第十七話
「え、嘘。ほんと?」
「はい。本当です。シュート様の本名は……」
「ちょっと待った!」
キナさんの話を遮り中に入って来たのはシュートだった。
「ちょっと、何僕の秘密喋ろうとしてるんですか!? 後で僕からびっくりさせたかったのに」
「そ、それは、大変申し訳ございませんでした! 私、どう責任を取ったらよろしいでしょうか……。あぁ、ご主人様にそんな事を聞くのも申し訳ございません。只今、自害してまいります!!」
「え、ちょっと、何勝手に決めてんの!? ちょっと、行くなって、足早! おい、待っててー!!」
その部屋には、俺とデルが取り残された。
「どうしよう」
「待ってましょうか?」
(どうしよう?)
“私なら、道案内出来ますよ”
(それだと、誰だ!? 捕らえろ! とかなりそうだから、パスで)
“そうですね。では、待ってましょう”
(そうなるのか)
待っている事30分。
「はぁ、はぁ、お待たせ、しました」
「大変、だったな」
「あはは、いいメイドなんですけどね」
そして、キナさんの道案内で食堂に到着した。
「ここです。では、ごゆっくり」
キナさんがドアを開ける。
「やぁ、いらっしゃい」
「さ、席に座って」
優しい感じの男性と女性が待っていた。
「お父様、お母様、紹介します。僕の命の恩人のケイゴさんとデルさんです」
「貴方達が、シュートを魔物から助けてくれたんですね。この度は本当にありがとうございます」
「儂からも礼を言う。ありがとう」
「頭をあげて下さい。お礼はきちんと受け取りましたから。ご飯が冷めてしまいますよ」
それでも、頭を上げてくれない2人に俺とデルは大変困った。
「お父様、お母様。ケイゴさんが困ってますから。頭を上げて下さい」
「本当に感謝してるんだ。これぐらいしないと、気が収まらん」
「そうね」
そして、やっと席に着いた俺たちは、朝食を食べ始めた。
「頂きます」
目の前にあるのは、朝には重すぎない料理達だった。パンにサラダそしてスープ。これが、一国の王達の食事だと思うと、いい国だと本当に思えた。
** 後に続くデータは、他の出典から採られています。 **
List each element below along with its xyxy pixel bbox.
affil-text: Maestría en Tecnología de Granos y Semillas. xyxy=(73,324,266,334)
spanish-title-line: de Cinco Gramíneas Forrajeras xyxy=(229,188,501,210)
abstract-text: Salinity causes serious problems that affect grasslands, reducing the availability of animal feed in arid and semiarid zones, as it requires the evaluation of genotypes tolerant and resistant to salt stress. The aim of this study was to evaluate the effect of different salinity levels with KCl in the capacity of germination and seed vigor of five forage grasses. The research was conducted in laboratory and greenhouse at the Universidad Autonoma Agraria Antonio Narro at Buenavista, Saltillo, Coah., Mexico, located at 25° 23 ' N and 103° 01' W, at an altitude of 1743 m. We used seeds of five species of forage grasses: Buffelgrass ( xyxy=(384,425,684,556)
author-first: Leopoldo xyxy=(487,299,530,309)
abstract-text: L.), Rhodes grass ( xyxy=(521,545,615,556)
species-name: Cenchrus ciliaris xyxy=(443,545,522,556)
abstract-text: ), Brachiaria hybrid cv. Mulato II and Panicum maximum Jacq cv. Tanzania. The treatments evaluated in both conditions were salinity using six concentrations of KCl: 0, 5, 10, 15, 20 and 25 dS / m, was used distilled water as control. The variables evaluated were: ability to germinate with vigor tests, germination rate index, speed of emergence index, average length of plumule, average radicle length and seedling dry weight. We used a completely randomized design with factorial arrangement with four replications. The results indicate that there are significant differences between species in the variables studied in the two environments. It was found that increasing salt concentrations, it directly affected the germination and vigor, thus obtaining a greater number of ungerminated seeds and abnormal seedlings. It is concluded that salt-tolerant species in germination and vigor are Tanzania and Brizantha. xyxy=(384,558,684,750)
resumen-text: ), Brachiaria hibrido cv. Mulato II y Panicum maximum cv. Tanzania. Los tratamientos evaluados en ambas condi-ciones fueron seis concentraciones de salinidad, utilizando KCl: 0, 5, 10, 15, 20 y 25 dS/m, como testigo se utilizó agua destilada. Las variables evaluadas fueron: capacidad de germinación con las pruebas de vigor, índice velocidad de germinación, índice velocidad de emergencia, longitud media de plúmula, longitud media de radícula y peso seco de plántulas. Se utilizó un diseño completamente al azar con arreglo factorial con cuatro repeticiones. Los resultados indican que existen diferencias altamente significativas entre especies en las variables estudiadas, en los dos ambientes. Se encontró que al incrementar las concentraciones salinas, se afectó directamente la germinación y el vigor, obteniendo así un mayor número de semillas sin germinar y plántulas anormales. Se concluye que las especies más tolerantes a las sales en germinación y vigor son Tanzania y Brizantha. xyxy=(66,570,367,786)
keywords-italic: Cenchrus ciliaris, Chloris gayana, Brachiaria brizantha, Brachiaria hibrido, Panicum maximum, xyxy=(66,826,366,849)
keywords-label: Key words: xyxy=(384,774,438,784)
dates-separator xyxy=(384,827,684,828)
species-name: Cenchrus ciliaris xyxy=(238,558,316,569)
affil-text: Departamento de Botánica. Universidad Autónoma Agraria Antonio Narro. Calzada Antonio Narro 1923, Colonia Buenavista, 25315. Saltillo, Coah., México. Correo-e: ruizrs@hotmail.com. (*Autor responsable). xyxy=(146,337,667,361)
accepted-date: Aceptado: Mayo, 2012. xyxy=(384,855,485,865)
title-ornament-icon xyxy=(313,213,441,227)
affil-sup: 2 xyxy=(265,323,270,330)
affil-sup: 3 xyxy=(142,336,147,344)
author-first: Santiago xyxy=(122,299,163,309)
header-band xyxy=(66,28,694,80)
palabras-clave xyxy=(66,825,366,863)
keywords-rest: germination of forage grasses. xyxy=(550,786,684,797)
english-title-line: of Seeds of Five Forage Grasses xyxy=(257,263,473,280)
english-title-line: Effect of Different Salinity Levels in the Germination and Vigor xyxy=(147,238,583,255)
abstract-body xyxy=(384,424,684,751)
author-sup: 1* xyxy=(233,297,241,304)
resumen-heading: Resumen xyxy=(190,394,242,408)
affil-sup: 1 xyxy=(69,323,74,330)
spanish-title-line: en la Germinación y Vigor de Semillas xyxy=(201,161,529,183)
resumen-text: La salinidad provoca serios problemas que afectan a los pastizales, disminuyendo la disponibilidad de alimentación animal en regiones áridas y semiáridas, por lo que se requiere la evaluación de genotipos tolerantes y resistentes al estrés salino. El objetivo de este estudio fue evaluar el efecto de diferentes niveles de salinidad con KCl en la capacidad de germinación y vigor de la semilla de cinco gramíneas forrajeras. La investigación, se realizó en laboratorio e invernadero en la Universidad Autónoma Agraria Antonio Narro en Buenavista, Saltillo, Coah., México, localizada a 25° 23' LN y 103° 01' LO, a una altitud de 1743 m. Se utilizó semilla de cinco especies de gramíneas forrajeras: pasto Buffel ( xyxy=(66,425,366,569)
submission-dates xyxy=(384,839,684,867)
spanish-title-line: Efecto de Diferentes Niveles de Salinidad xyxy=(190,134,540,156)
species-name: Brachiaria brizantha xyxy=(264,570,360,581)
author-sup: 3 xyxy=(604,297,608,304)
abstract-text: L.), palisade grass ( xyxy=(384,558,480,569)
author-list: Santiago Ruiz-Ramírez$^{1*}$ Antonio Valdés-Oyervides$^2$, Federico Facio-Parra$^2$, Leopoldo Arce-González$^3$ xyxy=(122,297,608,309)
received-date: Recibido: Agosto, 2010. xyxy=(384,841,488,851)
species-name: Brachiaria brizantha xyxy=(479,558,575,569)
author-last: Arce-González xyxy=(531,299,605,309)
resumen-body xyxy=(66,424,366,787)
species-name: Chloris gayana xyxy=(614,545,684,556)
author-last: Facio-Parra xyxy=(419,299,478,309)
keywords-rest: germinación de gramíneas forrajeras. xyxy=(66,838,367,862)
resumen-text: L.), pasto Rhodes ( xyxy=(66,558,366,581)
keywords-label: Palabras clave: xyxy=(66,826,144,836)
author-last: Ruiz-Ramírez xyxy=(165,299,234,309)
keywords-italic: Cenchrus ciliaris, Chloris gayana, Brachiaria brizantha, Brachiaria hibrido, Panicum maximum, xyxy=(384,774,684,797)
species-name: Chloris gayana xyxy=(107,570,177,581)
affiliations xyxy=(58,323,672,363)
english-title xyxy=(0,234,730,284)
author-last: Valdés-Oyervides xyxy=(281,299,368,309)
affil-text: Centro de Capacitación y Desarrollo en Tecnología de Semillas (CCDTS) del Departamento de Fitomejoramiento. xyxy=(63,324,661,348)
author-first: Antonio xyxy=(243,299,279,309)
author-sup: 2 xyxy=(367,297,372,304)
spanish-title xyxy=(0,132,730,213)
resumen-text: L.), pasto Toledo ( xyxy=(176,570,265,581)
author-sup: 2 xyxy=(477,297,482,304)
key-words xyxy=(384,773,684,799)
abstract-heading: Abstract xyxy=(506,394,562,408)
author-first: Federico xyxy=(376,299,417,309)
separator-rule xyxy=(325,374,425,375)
全員が食べ終えたのを見計らって俺はさっきから気になっていた質問を投げかけた。
「さっき、シュートの専属メイドのキナさんが言ってたんですけど、シュートってこの国の第一王子です何ですか? ってことは、お二人はこの国の王様と、王妃様何ですか?」
三人は、少し微笑んでから答えた。